From the people to Mr Wolfensohn
By Lea Jellinek and Bambang Rustanto
JAKARTA (JP): We feel we have met you, know you and dream the same things as you and many of us have faith in you. We have waited for your coming. We have sent letters to you but the response has been that you are too busy. We have wanted to meet you to discuss our problems and explain what you can do for us, but we are confronted by a wall. Every minute of your time has been organized for you and there is no space left for us.
Many important people will meet you and tell you how our economy can recover, how our government and banks can be restructured, how our democracy can be made to work, how our society can become "civil", how you can help the poor with programs like the social safety net. We feel that your money and programs with their sophisticated technology, instruments and international and local experts impose new ways on us. We are scared that your money and programs, even with all your good intentions, will harm us.
Let us explain. You try to reach us but fail. You fail because you use the government, private consultants and companies as channels of communication to us. They do not really care about us. We think you have now understood this and are now trying to work through non-governmental organizations (NGOs) and academic institutes. Some of these care for us, but many still do not. They never ask us what we want. They come to us with programs that they themselves have prepared or programs which have been designed for them by you and other international and national agencies. These programs have little relevance to our needs.
Applying programs to every subdistrict at great speed with set targets are unlikely to succeed. Encouraging the development of new institutions instead of building on traditional ones means that we lose control and do not feel we own these institutions. We have many of our own traditional institutions which are never noticed and have been emasculated by the New Order. We do not need constant training courses, research surveys, consultants' reports and program proposals. Who benefits from these activities? We do not.

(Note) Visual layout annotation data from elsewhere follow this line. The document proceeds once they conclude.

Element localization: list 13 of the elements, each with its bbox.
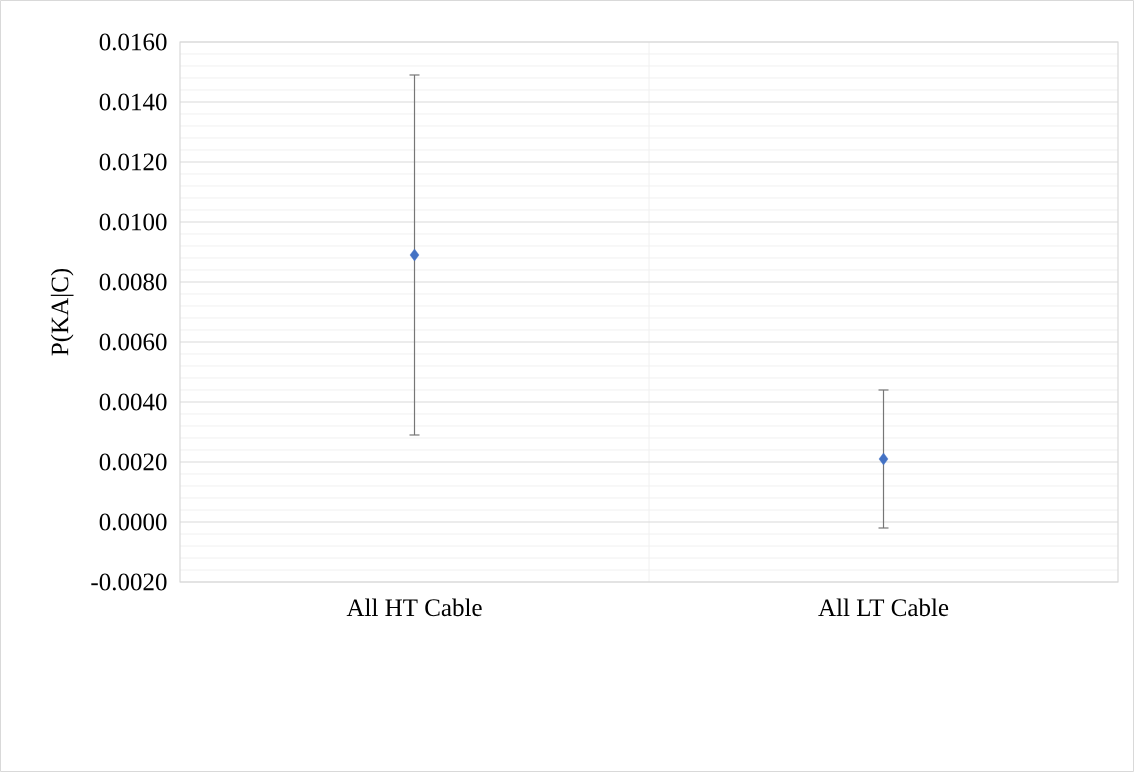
y-tick-label: 0.0040	[99, 393, 167, 411]
y-tick-label: 0.0080	[99, 273, 167, 291]
y-tick-label: 0.0140	[99, 93, 167, 111]
x-tick-label: All LT Cable	[818, 598, 949, 617]
y-tick-label: 0.0000	[99, 513, 167, 531]
y-tick-label: 0.0020	[99, 453, 167, 471]
x-tick-label: All HT Cable	[346, 598, 482, 617]
y-tick-label: 0.0100	[99, 213, 167, 231]
y-tick-label: 0.0060	[99, 333, 167, 351]
y-tick-label: -0.0020	[91, 573, 167, 591]
y-tick-label: 0.0120	[99, 153, 167, 171]
y-tick-label: 0.0160	[99, 33, 167, 51]
y-axis-title: P(KA|C)	[50, 268, 74, 356]
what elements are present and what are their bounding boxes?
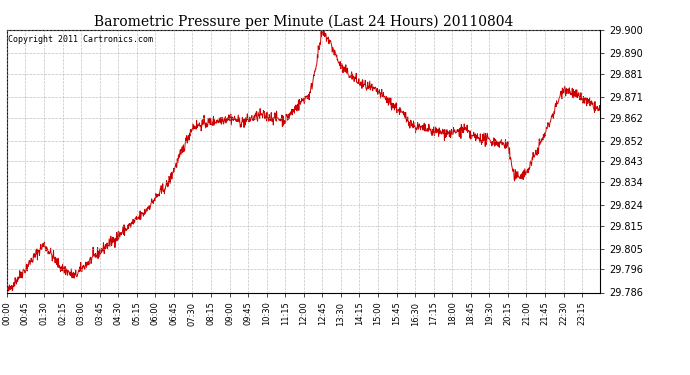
Title: Barometric Pressure per Minute (Last 24 Hours) 20110804: Barometric Pressure per Minute (Last 24 … [94, 15, 513, 29]
Text: Copyright 2011 Cartronics.com: Copyright 2011 Cartronics.com [8, 35, 153, 44]
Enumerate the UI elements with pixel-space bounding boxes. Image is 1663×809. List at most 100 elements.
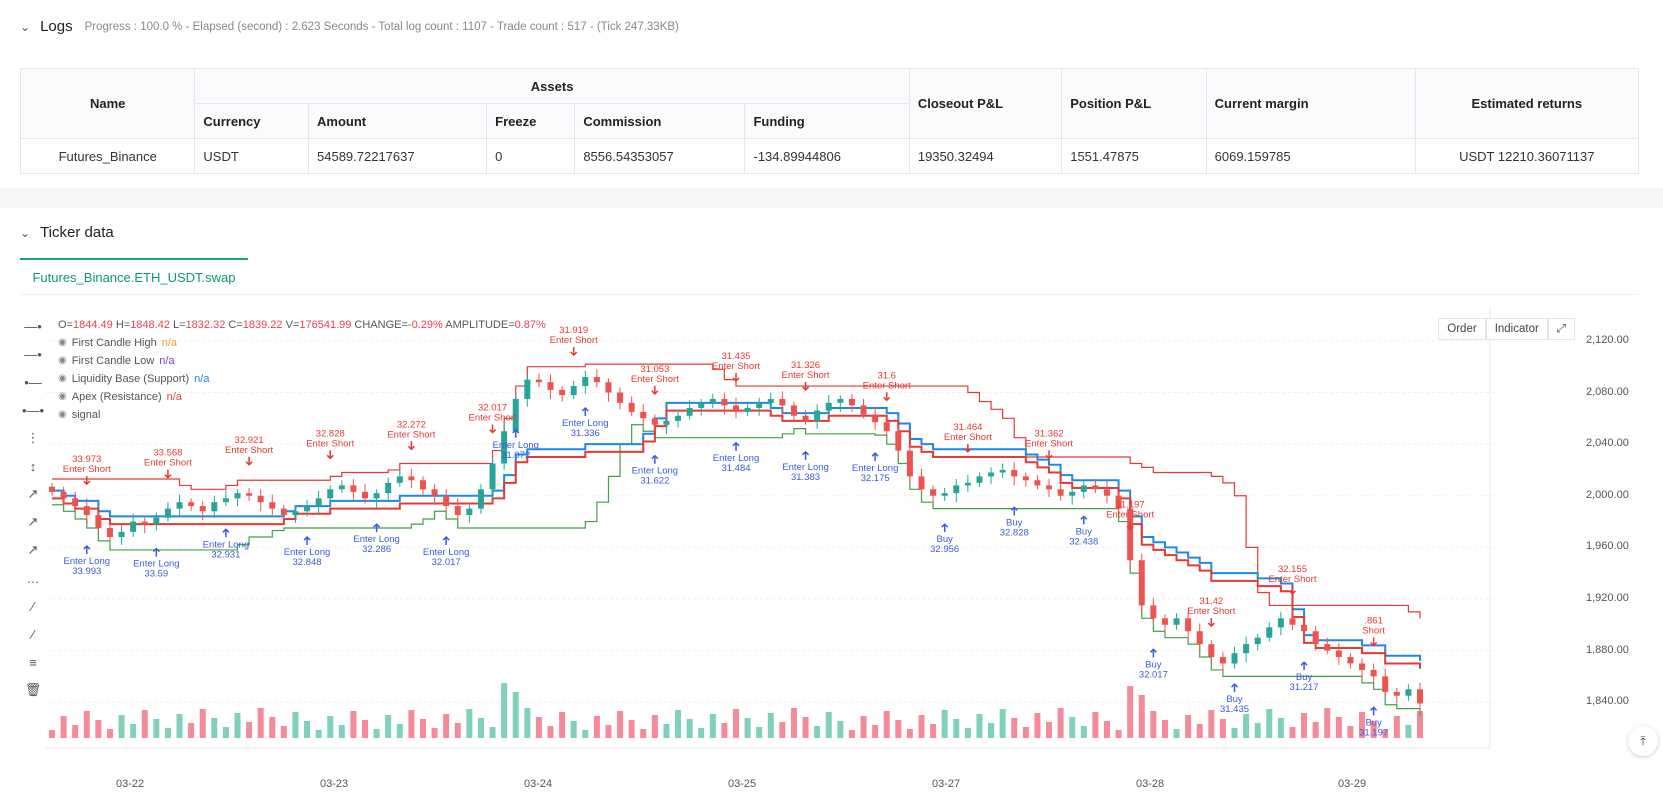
segment-icon[interactable]: ↗ (27, 542, 39, 557)
horizontal-ray-icon[interactable]: •— (24, 374, 42, 390)
volume-bar (1405, 725, 1412, 738)
horizontal-segment-icon[interactable]: •—• (21, 402, 45, 418)
annotation-value: 31.362 (1034, 428, 1063, 439)
eye-icon[interactable]: ◉ (58, 391, 67, 402)
volume-bar (269, 717, 276, 738)
annotation-label: Enter Short (225, 445, 273, 456)
price-label-icon[interactable]: … (26, 570, 40, 586)
candle-body (524, 379, 531, 399)
volume-bar (999, 709, 1006, 738)
volume-bar (280, 726, 287, 738)
cell-amount: 54589.72217637 (307, 138, 488, 174)
vertical-segment-icon[interactable]: ↕ (29, 458, 37, 474)
volume-value: 176541.99 (299, 319, 352, 331)
candle-body (408, 476, 415, 481)
annotation-label: Enter Long (64, 556, 110, 567)
indicator-button[interactable]: Indicator (1485, 318, 1548, 340)
col-assets: Assets (194, 68, 910, 104)
candle-body (1069, 491, 1076, 496)
annotation-label: Buy (1226, 694, 1243, 705)
tab-eth-usdt-swap[interactable]: Futures_Binance.ETH_USDT.swap (20, 258, 248, 294)
candle-body (605, 382, 612, 393)
annotation-label: Enter Short (144, 458, 192, 469)
candle-body (814, 410, 821, 421)
arrow-up-icon (1010, 506, 1018, 516)
annotation-label: Enter Short (863, 380, 911, 391)
fullscreen-icon[interactable]: ⤢ (1547, 318, 1575, 340)
legend-value: n/a (166, 391, 182, 403)
volume-bar (1103, 721, 1110, 738)
fib-levels-icon[interactable]: ≡ (29, 654, 37, 670)
volume-bar (1069, 717, 1076, 738)
trend-line-icon[interactable]: ↗ (27, 486, 39, 501)
annotation-label: Enter Long (203, 539, 249, 550)
chevron-down-icon[interactable]: ⌄ (20, 225, 31, 240)
trash-icon[interactable]: 🗑 (24, 682, 42, 697)
candle-body (733, 405, 739, 412)
candle-body (1417, 689, 1423, 704)
candle-body (825, 402, 832, 411)
volume-bar (83, 711, 90, 738)
candle-body (419, 480, 426, 490)
arrow-up-icon (1370, 706, 1378, 716)
cell-commission: 8556.54353057 (574, 138, 746, 174)
ticker-header[interactable]: ⌄ Ticker data (20, 224, 114, 241)
eye-icon[interactable]: ◉ (58, 355, 67, 366)
volume-bar (988, 723, 995, 738)
order-button[interactable]: Order (1438, 318, 1486, 340)
scroll-top-icon[interactable]: ⤒ (1628, 726, 1658, 756)
arrow-up-icon (871, 452, 879, 462)
annotation-label: Enter Long (782, 462, 828, 473)
volume-bar (1335, 717, 1342, 738)
fib-icon[interactable]: ∕ (31, 626, 35, 642)
horizontal-line-icon[interactable]: —• (24, 346, 42, 362)
eye-icon[interactable]: ◉ (58, 337, 67, 348)
volume-bar (1254, 723, 1261, 738)
vertical-line-icon[interactable]: ⋮ (26, 430, 40, 445)
ray-icon[interactable]: ↗ (27, 514, 39, 529)
logs-header[interactable]: ⌄ Logs Progress : 100.0 % - Elapsed (sec… (20, 18, 679, 35)
candle-body (617, 392, 624, 403)
annotation-value: 32.828 (316, 428, 345, 439)
candle-body (1208, 644, 1215, 658)
logs-meta: Progress : 100.0 % - Elapsed (second) : … (84, 20, 679, 33)
legend-signal[interactable]: ◉ signal (58, 406, 546, 424)
volume-bar (1196, 724, 1203, 738)
arrow-up-icon (1149, 648, 1157, 658)
volume-bar (617, 711, 624, 738)
legend-first-candle-low[interactable]: ◉ First Candle Low n/a (58, 352, 546, 370)
legend-apex[interactable]: ◉ Apex (Resistance) n/a (58, 388, 546, 406)
cell-name: Futures_Binance (19, 138, 196, 174)
volume-bar (153, 719, 160, 738)
volume-bar (118, 715, 125, 738)
annotation-label: Enter Short (782, 370, 830, 381)
crosshair-icon[interactable]: —• (24, 318, 42, 334)
volume-bar (883, 711, 890, 738)
volume-bar (744, 718, 751, 738)
legend-liquidity-base[interactable]: ◉ Liquidity Base (Support) n/a (58, 370, 546, 388)
candles (49, 369, 1423, 713)
arrow-down-icon (489, 424, 497, 434)
parallel-channel-icon[interactable]: ∕ (31, 598, 35, 614)
eye-icon[interactable]: ◉ (58, 409, 67, 420)
ticker-title: Ticker data (40, 224, 114, 241)
volume-bar (1208, 710, 1215, 738)
volume-bar (1138, 695, 1145, 738)
volume-bar (1243, 714, 1250, 738)
volume-bar (1173, 729, 1180, 738)
candle-body (153, 517, 160, 525)
change-label: CHANGE= (354, 319, 408, 331)
volume-bar (477, 718, 484, 738)
chevron-down-icon[interactable]: ⌄ (20, 19, 31, 34)
legend-first-candle-high[interactable]: ◉ First Candle High n/a (58, 334, 546, 352)
volume-bar (362, 720, 369, 738)
annotation-label: Enter Short (944, 432, 992, 443)
candle-body (501, 431, 508, 464)
volume-bar (964, 728, 971, 738)
eye-icon[interactable]: ◉ (58, 373, 67, 384)
volume-bar (918, 715, 925, 738)
volume-bar (906, 729, 913, 738)
volume-bar (1080, 726, 1087, 738)
ticker-panel (0, 208, 1663, 809)
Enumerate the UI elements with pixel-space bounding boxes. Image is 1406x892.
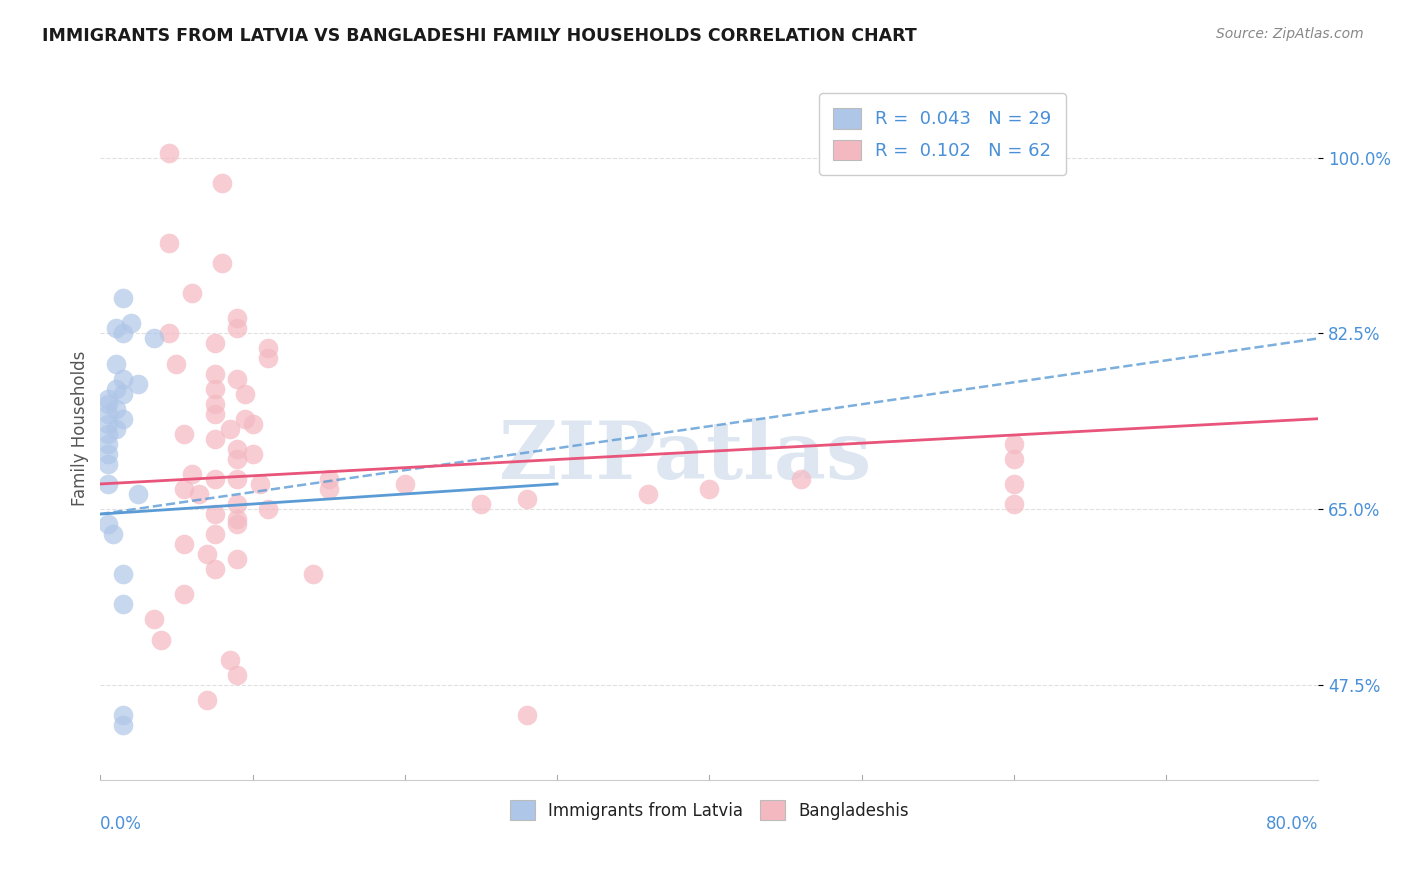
Point [112, 707, 135, 722]
Point [97, 407, 120, 421]
Point [226, 552, 249, 566]
Point [104, 401, 127, 416]
Point [173, 482, 195, 496]
Point [104, 357, 127, 371]
Point [226, 517, 249, 532]
Point [173, 426, 195, 441]
Point [226, 497, 249, 511]
Point [204, 367, 226, 381]
Point [318, 482, 340, 496]
Point [97, 417, 120, 431]
Point [97, 447, 120, 461]
Point [470, 497, 492, 511]
Legend: Immigrants from Latvia, Bangladeshis: Immigrants from Latvia, Bangladeshis [502, 792, 917, 828]
Text: 0.0%: 0.0% [100, 815, 142, 833]
Point [173, 587, 195, 601]
Point [226, 321, 249, 335]
Point [226, 311, 249, 326]
Point [112, 598, 135, 612]
Point [142, 612, 165, 626]
Point [112, 291, 135, 305]
Point [104, 321, 127, 335]
Point [211, 256, 233, 270]
Point [195, 547, 218, 561]
Point [233, 411, 256, 425]
Point [120, 317, 142, 331]
Point [157, 235, 180, 250]
Point [302, 567, 325, 582]
Point [226, 371, 249, 385]
Point [112, 371, 135, 385]
Point [157, 326, 180, 341]
Text: IMMIGRANTS FROM LATVIA VS BANGLADESHI FAMILY HOUSEHOLDS CORRELATION CHART: IMMIGRANTS FROM LATVIA VS BANGLADESHI FA… [42, 27, 917, 45]
Point [112, 411, 135, 425]
Point [218, 422, 240, 436]
Point [1002, 451, 1025, 466]
Point [97, 426, 120, 441]
Point [104, 382, 127, 396]
Point [249, 477, 271, 491]
Point [1002, 497, 1025, 511]
Point [101, 527, 124, 541]
Point [127, 487, 149, 501]
Point [226, 451, 249, 466]
Point [180, 467, 202, 481]
Point [204, 382, 226, 396]
Point [204, 336, 226, 351]
Point [516, 491, 538, 506]
Point [204, 397, 226, 411]
Point [188, 487, 211, 501]
Point [394, 477, 416, 491]
Point [112, 718, 135, 732]
Point [150, 632, 173, 647]
Point [112, 567, 135, 582]
Point [104, 422, 127, 436]
Point [97, 392, 120, 406]
Point [204, 407, 226, 421]
Text: ZIPatlas: ZIPatlas [499, 417, 872, 496]
Point [173, 537, 195, 551]
Point [127, 376, 149, 391]
Point [157, 145, 180, 160]
Point [789, 472, 811, 486]
Point [180, 286, 202, 301]
Point [204, 432, 226, 446]
Point [97, 477, 120, 491]
Y-axis label: Family Households: Family Households [72, 351, 89, 507]
Text: 80.0%: 80.0% [1265, 815, 1319, 833]
Point [97, 457, 120, 471]
Point [226, 667, 249, 681]
Point [637, 487, 659, 501]
Point [516, 707, 538, 722]
Point [97, 517, 120, 532]
Point [112, 386, 135, 401]
Point [204, 527, 226, 541]
Point [242, 447, 264, 461]
Point [211, 176, 233, 190]
Point [97, 437, 120, 451]
Point [256, 351, 278, 366]
Point [226, 472, 249, 486]
Point [97, 397, 120, 411]
Point [1002, 437, 1025, 451]
Point [226, 512, 249, 526]
Point [142, 331, 165, 345]
Point [233, 386, 256, 401]
Point [1002, 477, 1025, 491]
Text: Source: ZipAtlas.com: Source: ZipAtlas.com [1216, 27, 1364, 41]
Point [195, 692, 218, 706]
Point [242, 417, 264, 431]
Point [166, 357, 188, 371]
Point [256, 502, 278, 516]
Point [697, 482, 720, 496]
Point [204, 507, 226, 521]
Point [256, 342, 278, 356]
Point [218, 652, 240, 666]
Point [226, 442, 249, 456]
Point [318, 472, 340, 486]
Point [204, 472, 226, 486]
Point [112, 326, 135, 341]
Point [204, 562, 226, 576]
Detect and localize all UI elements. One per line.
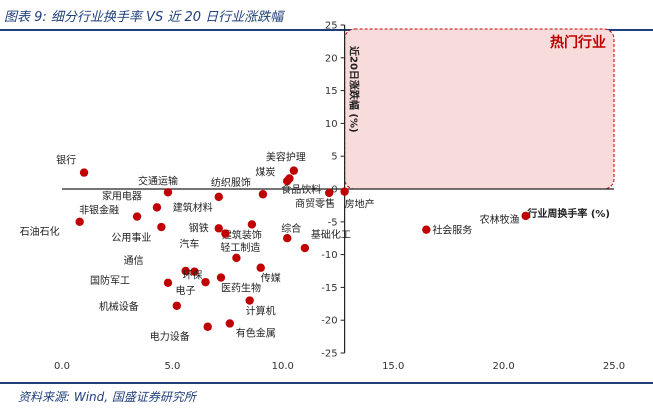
data-point bbox=[422, 225, 431, 234]
data-point bbox=[190, 267, 199, 276]
data-point bbox=[232, 253, 241, 263]
x-axis-title: 行业周换手率 (%) bbox=[526, 207, 610, 220]
point-label: 非银金融 bbox=[79, 204, 119, 217]
x-tick-label: 25.0 bbox=[603, 361, 625, 372]
data-point bbox=[247, 220, 257, 229]
point-label: 基础化工 bbox=[311, 228, 351, 241]
data-point bbox=[203, 322, 212, 331]
x-tick-label: 0.0 bbox=[54, 361, 70, 372]
point-label: 房地产 bbox=[345, 198, 375, 211]
point-label: 环保 bbox=[182, 269, 202, 282]
data-point bbox=[163, 278, 173, 288]
point-label: 美容护理 bbox=[266, 151, 306, 164]
y-tick-label: 25 bbox=[325, 21, 338, 32]
point-label: 农林牧渔 bbox=[480, 213, 520, 226]
data-point bbox=[181, 266, 190, 276]
y-axis-title: 近20日涨跌幅 (%) bbox=[348, 46, 361, 133]
point-label: 国防军工 bbox=[90, 274, 130, 287]
point-label: 石油石化 bbox=[20, 225, 60, 238]
data-point bbox=[521, 211, 530, 221]
data-point bbox=[258, 190, 268, 199]
point-label: 银行 bbox=[56, 154, 76, 167]
point-label: 商贸零售 bbox=[295, 197, 335, 210]
y-tick-label: -25 bbox=[321, 349, 337, 360]
data-point bbox=[132, 212, 142, 221]
point-label: 综合 bbox=[281, 222, 301, 235]
point-label: 煤炭 bbox=[255, 166, 275, 179]
data-point bbox=[289, 166, 299, 175]
data-point bbox=[340, 187, 349, 196]
x-tick-label: 10.0 bbox=[272, 361, 294, 372]
data-point bbox=[163, 188, 173, 197]
point-label: 通信 bbox=[124, 255, 144, 267]
point-label: 有色金属 bbox=[236, 326, 276, 339]
data-point bbox=[201, 277, 210, 287]
source-note: 资料来源: Wind, 国盛证券研究所 bbox=[18, 390, 196, 404]
point-label: 家用电器 bbox=[102, 189, 142, 202]
y-tick-label: -15 bbox=[321, 283, 337, 294]
x-tick-label: 5.0 bbox=[164, 361, 180, 372]
hot-industry-region bbox=[344, 28, 615, 190]
y-tick-label: -10 bbox=[321, 250, 337, 261]
data-point bbox=[256, 263, 265, 272]
data-point bbox=[214, 224, 223, 233]
y-tick-label: 15 bbox=[325, 86, 338, 97]
data-point bbox=[75, 217, 84, 226]
point-label: 传媒 bbox=[261, 273, 281, 285]
point-label: 电子 bbox=[176, 284, 196, 297]
data-point bbox=[283, 234, 292, 243]
data-point bbox=[152, 203, 162, 212]
point-label: 轻工制造 bbox=[220, 241, 260, 254]
point-label: 公用事业 bbox=[111, 231, 151, 244]
y-tick-label: -20 bbox=[321, 316, 337, 327]
data-point bbox=[157, 222, 166, 232]
point-label: 医药生物 bbox=[221, 282, 261, 295]
x-tick-label: 20.0 bbox=[492, 361, 514, 372]
chart-title: 图表 9: 细分行业换手率 VS 近 20 日行业涨跌幅 bbox=[4, 10, 284, 25]
y-tick-label: 20 bbox=[325, 53, 338, 64]
x-tick-label: 15.0 bbox=[382, 361, 404, 372]
y-tick-label: 0 bbox=[331, 185, 337, 196]
data-point bbox=[283, 176, 292, 186]
y-tick-label: 5 bbox=[331, 152, 337, 163]
data-point bbox=[225, 319, 235, 328]
data-point bbox=[216, 273, 226, 282]
title-rule bbox=[0, 29, 653, 31]
point-label: 社会服务 bbox=[432, 224, 472, 237]
y-tick-label: -5 bbox=[328, 217, 338, 228]
point-label: 计算机 bbox=[246, 305, 276, 318]
y-tick-label: 10 bbox=[325, 119, 338, 130]
data-point bbox=[300, 243, 310, 253]
data-point bbox=[221, 229, 230, 238]
point-label: 汽车 bbox=[179, 238, 199, 251]
point-label: 纺织服饰 bbox=[211, 176, 251, 189]
data-point bbox=[172, 301, 182, 310]
point-label: 机械设备 bbox=[99, 300, 139, 313]
data-point bbox=[79, 168, 89, 177]
point-label: 建筑材料 bbox=[173, 201, 213, 214]
data-point bbox=[324, 188, 334, 198]
point-label: 电力设备 bbox=[150, 330, 190, 343]
data-point bbox=[245, 296, 254, 305]
footer-rule bbox=[0, 382, 653, 384]
point-label: 食品饮料 bbox=[281, 183, 321, 196]
data-point bbox=[214, 192, 223, 202]
hot-industry-label: 热门行业 bbox=[550, 34, 606, 51]
point-label: 钢铁 bbox=[189, 221, 209, 234]
point-label: 交通运输 bbox=[138, 174, 178, 187]
point-label: 建筑装饰 bbox=[222, 228, 262, 241]
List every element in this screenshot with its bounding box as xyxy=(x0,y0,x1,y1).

Your focus on numbers and concrete structures is not always useful for measuring the success and happiness of our lives. The benefits we receive often cannot be seen or measured. Ultimately, our joy and success comes not from the accumulation of wealth or material possessions but from working together in a good environment and sharing and caring for each other. The mass accumulation of capital and concrete structures is destroying our environment and our caring and sharing. Only we can tell you how we can live better and happier lives.
So how can you help? You could make life easier for us (and yourself) if you listened to us and encouraged our way of doing things instead of listening to others and letting them impose institutions, programs and funds upon us.
What we need is trust and small pilot programs -- one per district -- which will show what we can do and the success of them will spread like fire to the rest of Indonesia. At the kampung level we can plan, implement and control and success will spread naturally. This is already happening only 20 minutes from your hotel. In only eight months, our lives have transformed through an innovative community driven savings and lending program which is starting to address our health, education and other needs.
Many people think that our political and economic crisis can be overcome by more international investment, more growth of big business and by using your money for the government, restructuring of banks, building democracy, decentralization, human rights and civil society. All these opportunities for political reform and economic growth are only given to the rich and powerful and the middle class. It is assumed that these benefits will penetrate -- "trickle down" to us, but they do not.
We believe that you will give us a chance. Thank you for reading our letter. We know you are busy but if you could come and see our program for yourself, we would welcome you.
The writers are NGO activists based in Jakarta.